Verschachtele die Alben eines Shared Space in Ordnern — gruppiere sie nach Kontinent, Reise oder Jahr, zieh sie dorthin, wo sie hingehören, und gib einem Space mit zwanzig Alben eine Struktur, in der sich jedes Mitglied zurechtfindet.
Ein geteilter Space füllt sich schneller als ein eigener
Space-Alben haben jedem Shared Space einen eigenen Alben-Tab gegeben, und für fünf Alben war das die richtige Form. Für fünfundzwanzig ist sie es nicht. Einen Space füllen mehrere Menschen gleichzeitig — er wächst also schneller als alles, was du allein organisierst.
Sortieren und Suchen helfen dir, ein Album zu finden, dessen Namen du schon kennst. Sie zeigen dir nicht, was ein Space überhaupt enthält. Dafür braucht es Struktur, und eine flache Liste hat keine.
Ordner, und Ordner in Ordnern
Album-Ordner sind ein echter Baum. Ein Ordner enthält Alben und weitere Ordner, so tief du magst — Europa enthält Italien, Italien enthält die Dolomiten, und die Alben liegen dort, wo sie Sinn ergeben.

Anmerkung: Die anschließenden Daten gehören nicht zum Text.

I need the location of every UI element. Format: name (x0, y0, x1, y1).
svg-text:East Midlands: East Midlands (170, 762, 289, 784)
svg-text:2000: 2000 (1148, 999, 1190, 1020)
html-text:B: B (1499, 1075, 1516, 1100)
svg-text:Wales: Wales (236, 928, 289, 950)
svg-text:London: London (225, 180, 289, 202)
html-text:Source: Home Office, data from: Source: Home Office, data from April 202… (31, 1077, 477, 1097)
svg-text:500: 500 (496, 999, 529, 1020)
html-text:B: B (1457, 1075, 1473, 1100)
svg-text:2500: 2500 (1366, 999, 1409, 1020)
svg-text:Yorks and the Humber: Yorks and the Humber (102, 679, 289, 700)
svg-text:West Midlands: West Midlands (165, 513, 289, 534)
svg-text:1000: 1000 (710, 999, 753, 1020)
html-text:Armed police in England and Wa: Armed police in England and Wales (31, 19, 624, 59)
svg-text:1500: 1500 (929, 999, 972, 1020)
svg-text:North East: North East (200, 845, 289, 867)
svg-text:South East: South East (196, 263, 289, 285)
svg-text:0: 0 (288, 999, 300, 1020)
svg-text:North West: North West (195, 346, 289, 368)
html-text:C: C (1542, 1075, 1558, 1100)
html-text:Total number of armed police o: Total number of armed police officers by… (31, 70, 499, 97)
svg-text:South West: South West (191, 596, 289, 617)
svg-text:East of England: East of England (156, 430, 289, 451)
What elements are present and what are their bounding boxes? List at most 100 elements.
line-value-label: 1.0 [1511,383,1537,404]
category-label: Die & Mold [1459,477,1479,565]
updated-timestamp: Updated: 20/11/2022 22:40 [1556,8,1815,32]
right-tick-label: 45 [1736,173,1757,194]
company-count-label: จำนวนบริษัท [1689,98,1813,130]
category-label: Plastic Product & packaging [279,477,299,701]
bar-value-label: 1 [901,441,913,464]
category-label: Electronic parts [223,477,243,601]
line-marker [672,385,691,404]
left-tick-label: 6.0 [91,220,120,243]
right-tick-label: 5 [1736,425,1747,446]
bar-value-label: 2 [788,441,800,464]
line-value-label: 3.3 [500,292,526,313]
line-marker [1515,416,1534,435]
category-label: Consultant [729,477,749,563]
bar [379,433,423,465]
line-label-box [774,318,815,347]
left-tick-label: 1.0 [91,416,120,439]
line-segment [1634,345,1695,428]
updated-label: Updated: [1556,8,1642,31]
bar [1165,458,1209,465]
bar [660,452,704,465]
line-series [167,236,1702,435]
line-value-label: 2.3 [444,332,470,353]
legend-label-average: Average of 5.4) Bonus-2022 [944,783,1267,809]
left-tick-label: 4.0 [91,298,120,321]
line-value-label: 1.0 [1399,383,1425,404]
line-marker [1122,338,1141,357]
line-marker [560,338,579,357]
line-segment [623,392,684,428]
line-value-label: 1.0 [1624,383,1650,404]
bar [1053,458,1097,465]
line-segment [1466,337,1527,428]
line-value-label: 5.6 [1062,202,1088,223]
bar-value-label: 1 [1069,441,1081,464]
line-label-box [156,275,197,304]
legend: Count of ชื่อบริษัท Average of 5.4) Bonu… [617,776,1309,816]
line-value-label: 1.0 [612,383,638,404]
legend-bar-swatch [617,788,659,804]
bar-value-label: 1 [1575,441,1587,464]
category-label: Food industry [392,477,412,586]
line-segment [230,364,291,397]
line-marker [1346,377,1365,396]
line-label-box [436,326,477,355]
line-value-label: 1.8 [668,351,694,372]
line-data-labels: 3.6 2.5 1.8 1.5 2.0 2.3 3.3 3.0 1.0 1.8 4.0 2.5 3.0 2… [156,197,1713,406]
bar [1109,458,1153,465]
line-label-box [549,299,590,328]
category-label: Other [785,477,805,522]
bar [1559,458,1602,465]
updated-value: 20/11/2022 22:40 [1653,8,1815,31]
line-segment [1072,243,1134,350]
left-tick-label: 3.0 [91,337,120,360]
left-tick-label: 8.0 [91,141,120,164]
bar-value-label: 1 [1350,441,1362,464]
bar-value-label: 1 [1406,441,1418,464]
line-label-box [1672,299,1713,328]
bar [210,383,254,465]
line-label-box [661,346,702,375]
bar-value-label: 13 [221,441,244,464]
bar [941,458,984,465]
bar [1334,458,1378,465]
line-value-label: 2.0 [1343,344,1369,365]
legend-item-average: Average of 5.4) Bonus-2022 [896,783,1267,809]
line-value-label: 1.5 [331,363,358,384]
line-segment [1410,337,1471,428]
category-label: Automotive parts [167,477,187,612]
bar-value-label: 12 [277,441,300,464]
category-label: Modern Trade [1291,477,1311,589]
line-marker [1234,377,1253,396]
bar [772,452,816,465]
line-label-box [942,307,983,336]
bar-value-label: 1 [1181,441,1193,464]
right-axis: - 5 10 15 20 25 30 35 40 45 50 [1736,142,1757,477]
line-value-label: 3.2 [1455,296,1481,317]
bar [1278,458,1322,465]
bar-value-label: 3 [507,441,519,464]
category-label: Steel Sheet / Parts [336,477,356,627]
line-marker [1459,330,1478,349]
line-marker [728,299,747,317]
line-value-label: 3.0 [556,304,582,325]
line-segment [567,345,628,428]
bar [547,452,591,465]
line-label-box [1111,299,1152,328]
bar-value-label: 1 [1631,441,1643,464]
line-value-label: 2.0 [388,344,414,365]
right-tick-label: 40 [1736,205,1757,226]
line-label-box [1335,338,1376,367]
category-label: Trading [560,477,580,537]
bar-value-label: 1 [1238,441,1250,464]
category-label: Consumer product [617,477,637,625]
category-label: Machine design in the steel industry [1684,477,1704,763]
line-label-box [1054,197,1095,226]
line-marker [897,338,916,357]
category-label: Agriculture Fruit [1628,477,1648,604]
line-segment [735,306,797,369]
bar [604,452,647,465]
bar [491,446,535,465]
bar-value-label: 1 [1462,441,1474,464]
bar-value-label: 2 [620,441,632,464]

Ordner und Alben stehen nebeneinander auf demselben Tab, nichts muss erst einsortiert werden, um auffindbar zu sein.
Jede Ordnerkarte trägt ein Cover-Mosaik aus den Alben darunter und zählt, was darin liegt. Eine Brotkrumennavigation zeigt, wo du gerade bist, und bringt dich mit einem Klick zurück nach oben.
Alles, was der Alben-Tab bisher konnte, funktioniert auch im Ordner: dieselbe Suche, dieselbe Sortierung, dieselben Gruppierungs- und Listenoptionen.
Editoren ordnen, alle profitieren
Ordner anlegen, umbenennen, verschieben und löschen ist Sache der Editoren — dieselbe Berechtigung, die schon das Verknüpfen und Anlegen von Alben regelt. Editoren bekommen einen Neuer Ordner-Button und können eine Albumkarte direkt auf einen Ordner ziehen. Betrachter sehen die Struktur und bewegen sich darin, ordnen sie aber nicht um.
Einen Ordner zu löschen löscht nie seinen Inhalt. Die enthaltenen Alben und Unterordner rücken dorthin auf, wo der Ordner war — ein falsch benannter Ordner lässt sich also ohne Nachdenken entfernen.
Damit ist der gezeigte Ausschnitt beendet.